The United States Centers for Disease Control and Prevention has partnered with Dikembe Mutombo to record radio and television ads to help stop the spread of Ebola in the Democratic Republic of Congo.
U.S. officials are attempting to get stations to play the ads in Congo, where around 1,500 people have died from Ebola since August. Mutombo's videos caution citizens to take precautions to help quell the spread of the disease.
Mutombo told Mike Stobbe of the Associated Press:
"Someone who doesn't look like you, who doesn't think like you, who is not from your village, who is from other places, just walk to your village with a nice beautiful white truck and telling you ... 'Inject this chemical into your body to protect you from this deadly virus.' That's where there's a fight. This is where we're having a conflict.

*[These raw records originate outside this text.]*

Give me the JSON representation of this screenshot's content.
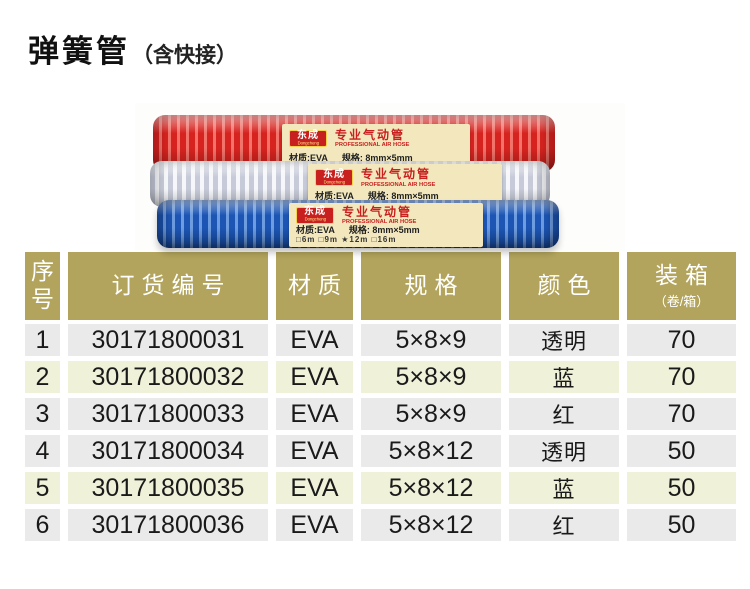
{
  "page_title": {
    "title": "弹簧管",
    "subtitle": "（含快接）"
  },
  "photo": {
    "label": {
      "brand": "东成",
      "brand_en": "Dongcheng",
      "name": "专业气动管",
      "name_en": "PROFESSIONAL AIR HOSE",
      "material": "材质:EVA",
      "spec": "规格: 8mm×5mm",
      "lengths": "□6m  □9m  ★12m  □16m"
    }
  },
  "table": {
    "headers": [
      {
        "text": "序\n号"
      },
      {
        "text": "订货编号"
      },
      {
        "text": "材质"
      },
      {
        "text": "规格"
      },
      {
        "text": "颜色"
      },
      {
        "text": "装箱",
        "sub": "（卷/箱）"
      }
    ],
    "rows": [
      {
        "tone": "gray",
        "cells": [
          "1",
          "30171800031",
          "EVA",
          "5×8×9",
          "透明",
          "70"
        ]
      },
      {
        "tone": "cream",
        "cells": [
          "2",
          "30171800032",
          "EVA",
          "5×8×9",
          "蓝",
          "70"
        ]
      },
      {
        "tone": "gray",
        "cells": [
          "3",
          "30171800033",
          "EVA",
          "5×8×9",
          "红",
          "70"
        ]
      },
      {
        "tone": "gray",
        "cells": [
          "4",
          "30171800034",
          "EVA",
          "5×8×12",
          "透明",
          "50"
        ]
      },
      {
        "tone": "cream",
        "cells": [
          "5",
          "30171800035",
          "EVA",
          "5×8×12",
          "蓝",
          "50"
        ]
      },
      {
        "tone": "gray",
        "cells": [
          "6",
          "30171800036",
          "EVA",
          "5×8×12",
          "红",
          "50"
        ]
      }
    ]
  },
  "colors": {
    "header_bg": "#b2a45c",
    "header_text": "#ffffff",
    "row_gray": "#e9eae9",
    "row_cream": "#f0f1d9",
    "cell_text": "#1a1a1a",
    "hose_red": "#d7231f",
    "hose_blue": "#1c55b4",
    "label_bg": "#f3e8bd",
    "brand_red": "#c8201f"
  }
}
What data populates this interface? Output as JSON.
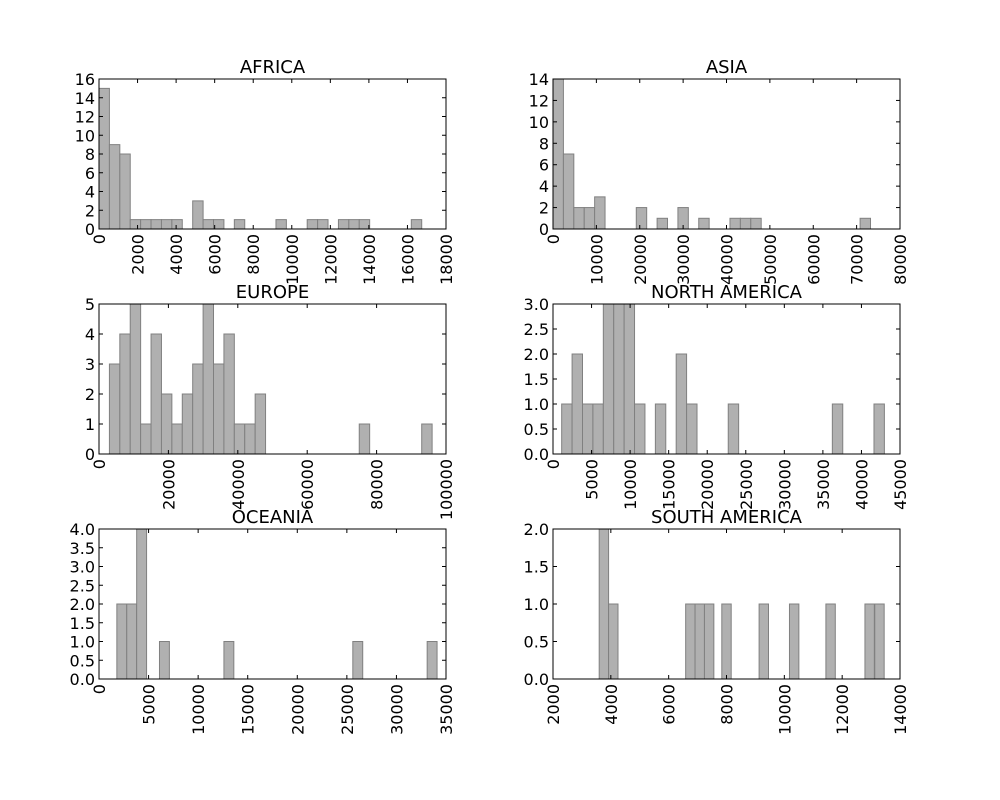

"How do you [build that] trust? That's the big problem we're having in the Congo. I believe as a son of Congo, I think my voice can be heard. Because everyone in the country knows my commitment to the humanity and the health."
Efforts to stop the outbreak have been met with resistance by rebel attacks and those within Congo communities, according to Stobbe. The U.S. State Department has ordered CDC specialists to stay out of outbreak areas because of safety concerns. A World Health Organization doctor was killed in Congo this April.
Mistrust of outsiders from Congo citizens has also been a cause of the continued outbreak. Ebola is transmitted through bodily fluids and causes a fever that is often fatal.
The CDC hopes Mutombo's presence in the community and goodwill he's built up with citizens will help build trust to slow the spread of the disease.